PDA

View Full Version : convert MsWord document (*.doc) to text



zero_one
January 13th, 2006, 11:00 AM
is there any way in PHP or ASP in which I can convert a Microsoft Word document into plain text?

this would later be saved in a database row so that i can do a fulltext search with mySQL. i don't need the formatting or images.. the user can get that by opening the link to the original doc file.

(i'd like to have the user just input the doc file + the user already has an archive of docs which would need to be added to this database)

mpelland
January 13th, 2006, 11:18 AM
http://www.google.com/custom?hl=en&lr=&ie=ISO-8859-1&oe=ISO-8859-1&client=pub-2951707118576741&channel=5742870948&cof=FORID%3A1%3BL%3Ahttp%3A%2F%2Ffiles.phpclasses. org%2Fgraphics%2Fgooglesearch.jpg%3BLH%3A50%3BLW%3 A256%3BGL%3A1%3BBGC%3AA3C5CC%3BT%3A%23000000%3BLC% 3A%230000ff%3BVLC%3A%23663399%3BALC%3A%230000ff%3B GALT%3A%23663399%3BGFNT%3A%230000ff%3BGIMP%3A%2300 00ff%3BDIV%3A%23222222%3BLBGC%3AA3C5CC%3BAH%3Acent er%3BS%3Ahttp%3A%2F%2Fwww.phpclasses.org%2Fsearch. html%3B&domains=www.phpclasses.org&q=read+ms+word+files&btnG=Search&sitesearch=www.phpclasses.org

try there

λ
January 13th, 2006, 01:22 PM
Try running http://www.45.free.net/~vitus/software/catdoc/ on a file with using the exec (http://uk2.php.net/manual/en/function.exec.php) function.

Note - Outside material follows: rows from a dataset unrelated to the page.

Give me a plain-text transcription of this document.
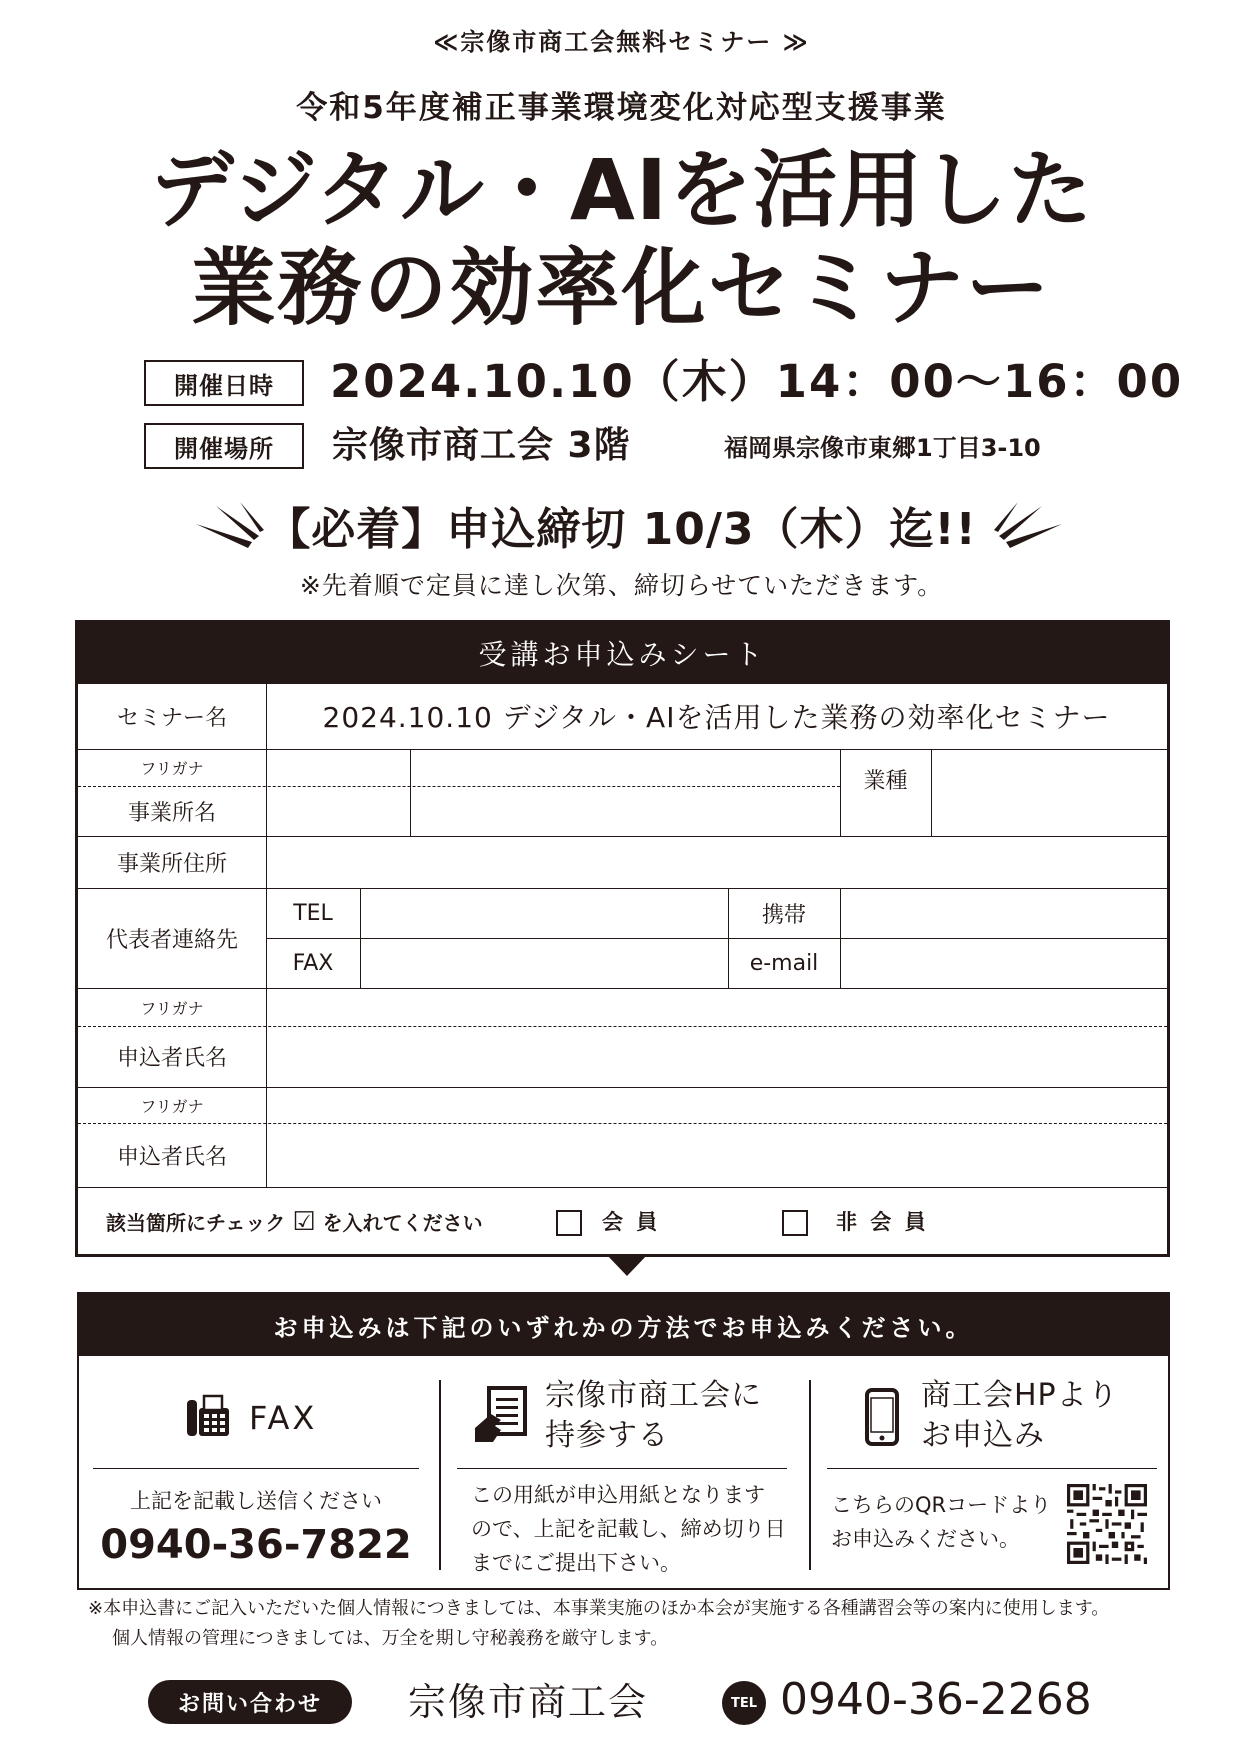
≪宗像市商工会無料セミナー ≫
令和5年度補正事業環境変化対応型支援事業
デジタル・AIを活用した
業務の効率化セミナー
開催日時	2024.10.10（木）14：00～16：00
開催場所	宗像市商工会 3階	福岡県宗像市東郷1丁目3-10
【必着】申込締切 10/3（木）迄!!
※先着順で定員に達し次第、締切らせていただきます。
受講お申込みシート
セミナー名	2024.10.10 デジタル・AIを活用した業務の効率化セミナー
フリガナ
事業所名
業種
事業所住所
代表者連絡先
TEL	携帯
FAX	e-mail
フリガナ
申込者氏名
フリガナ
申込者氏名
該当箇所にチェック ☑ を入れてください	会 員	非 会 員
お申込みは下記のいずれかの方法でお申込みください。
FAX
上記を記載し送信ください
0940-36-7822
宗像市商工会に
持参する
この用紙が申込用紙となります
ので、上記を記載し、締め切り日
までにご提出下さい。
商工会HPより
お申込み
こちらのQRコードより
お申込みください。
※本申込書にご記入いただいた個人情報につきましては、本事業実施のほか本会が実施する各種講習会等の案内に使用します。
個人情報の管理につきましては、万全を期し守秘義務を厳守します。
お問い合わせ	宗像市商工会	TEL 0940-36-2268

Note that with open standards there'd be no need to resort to an even slightly hacky solution like this ;)

zero_one
January 13th, 2006, 05:47 PM
Try running http://www.45.free.net/~vitus/software/catdoc/ (http://www.45.free.net/%7Evitus/software/catdoc/) on a file with using the exec (http://uk2.php.net/manual/en/function.exec.php) function.

Note that with open standards there'd be no need to resort to an even slightly hacky solution like this ;)


I'll take a look at it. thanks...
do you suggest any other way in which I can tackle this problem/application?

ironikart
January 13th, 2006, 07:25 PM
If you're site is running a *nix server you can use 'Antiword'

zero_one
January 14th, 2006, 05:38 PM
If you're site is running a *nix server you can use 'Antiword'

what's a nix server? i'll be hosting it on the hosting plans offered by godaddy.com

Jeff Wheeler
January 14th, 2006, 05:53 PM
It's a linux server (as opposed to a Windows server). You'll be a happy camper if you're on one. :)

zero_one
January 15th, 2006, 08:01 AM
It's a linux server (as opposed to a Windows server). You'll be a happy camper if you're on one. :)

yes i'll be on a Linux server

Jeff Wheeler
January 15th, 2006, 09:21 AM
Then use antiword. :)

ironikart
January 15th, 2006, 05:14 PM
If you're on a shared hosting plan (which sounds like you will be) the host may have already installed the tools. I'd check with them to see whether they have, whether they will allow you to install them and also whether the php.ini settings will allow you to call the exec() function which is what you will (I think) need to call antiword and pass information back to php.